Vitamin D (VD) deficiency significantly contributes to intervertebral disc degeneration (IDD), a common cause of low back pain, yet the underlying mechanisms remain unclear. This study investigates how VD deficiency exacerbates IDD and identifies potential therapeutic targets.

METHODS

We used real-time quantitative PCR, immunoblots, immunoprecipitation, liquid chromatography with tandem mass spectrometry analysis, co-immunoprecipitation, and chromatin immunoprecipitation to study gene and protein expressions, protein complex assembly, and transcriptional complex binding. Degeneration of IVDs was assessed via hematoxylin and eosin staining.

RESULTS

Eight members of ADAMTSs (A disintegrin and metalloproteinase with thrombospondin motifs) are enriched in lumbar discs of both VD-deficient and VD receptor (VDR)-knockout (VDR) mice. Sufficient VD suppresses ADAMTS genes through a complex formed by nuclear receptor corepressor 2 (NCoR2) and signal transducer and activator of transcription 6 (STAT6).
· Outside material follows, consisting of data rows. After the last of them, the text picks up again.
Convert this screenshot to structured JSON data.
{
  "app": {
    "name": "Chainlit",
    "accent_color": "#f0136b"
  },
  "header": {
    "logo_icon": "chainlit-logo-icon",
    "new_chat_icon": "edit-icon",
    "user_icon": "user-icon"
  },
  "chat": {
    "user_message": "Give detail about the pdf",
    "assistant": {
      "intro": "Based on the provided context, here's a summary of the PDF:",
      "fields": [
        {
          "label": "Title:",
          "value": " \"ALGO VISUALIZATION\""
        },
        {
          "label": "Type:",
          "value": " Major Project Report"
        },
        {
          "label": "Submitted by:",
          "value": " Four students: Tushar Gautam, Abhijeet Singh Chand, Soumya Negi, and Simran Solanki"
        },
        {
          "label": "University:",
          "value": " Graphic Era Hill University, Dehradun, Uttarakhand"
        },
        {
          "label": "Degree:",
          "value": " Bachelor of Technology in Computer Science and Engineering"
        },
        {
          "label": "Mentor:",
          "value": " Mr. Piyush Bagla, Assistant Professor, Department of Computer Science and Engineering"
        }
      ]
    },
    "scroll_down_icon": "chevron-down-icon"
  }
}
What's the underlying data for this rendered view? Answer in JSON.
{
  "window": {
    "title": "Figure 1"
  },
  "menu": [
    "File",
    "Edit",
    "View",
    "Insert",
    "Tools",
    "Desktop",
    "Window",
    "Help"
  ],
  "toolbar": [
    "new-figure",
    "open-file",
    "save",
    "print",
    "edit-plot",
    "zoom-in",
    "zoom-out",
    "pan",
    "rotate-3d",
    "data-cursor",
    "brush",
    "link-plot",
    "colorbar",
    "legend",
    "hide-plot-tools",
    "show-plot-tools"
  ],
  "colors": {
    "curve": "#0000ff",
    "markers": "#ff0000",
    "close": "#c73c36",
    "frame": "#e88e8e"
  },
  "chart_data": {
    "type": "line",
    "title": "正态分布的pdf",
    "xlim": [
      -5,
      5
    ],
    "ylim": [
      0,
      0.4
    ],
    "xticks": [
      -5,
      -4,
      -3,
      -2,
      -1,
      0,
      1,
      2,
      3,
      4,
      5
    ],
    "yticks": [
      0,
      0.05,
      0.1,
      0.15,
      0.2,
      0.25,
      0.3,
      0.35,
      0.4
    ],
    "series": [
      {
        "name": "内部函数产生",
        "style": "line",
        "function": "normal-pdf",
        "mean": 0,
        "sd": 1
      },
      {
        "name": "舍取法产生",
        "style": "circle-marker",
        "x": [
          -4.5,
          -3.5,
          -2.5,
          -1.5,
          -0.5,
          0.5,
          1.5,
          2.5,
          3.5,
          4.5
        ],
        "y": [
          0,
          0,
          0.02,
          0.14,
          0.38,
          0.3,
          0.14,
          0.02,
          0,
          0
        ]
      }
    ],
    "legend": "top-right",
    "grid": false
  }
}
VD deficiency activates p38 kinase, leading to NCoR2 phosphorylation and subsequent degradation by a Cullin 4-RING (CRL4) E3 ligase, impairing NCoR2's transrepression function and upregulating ADAMTS genes, accelerating extracellular matrix (ECM) degradation in discs. This mechanism is replicated in VDR-deficient cells. In vitro treatments with p38 inhibitor (BIRB-796) and CRL4 inhibitor (KH-4-43) reduce ADAMTS expression, and in vivo application of these inhibitors improves disc integrity in VD-deficient mice.

CONCLUSION

Our findings highlight NCoR2 degradation, mediated by p38 kinase and CRL4 E3 ligase, as crucial in VD deficiency-induced IDD. Targeting this pathway offers promising therapeutic potential to mitigate IDD progression in individuals with VD deficiency or VDR abnormalities.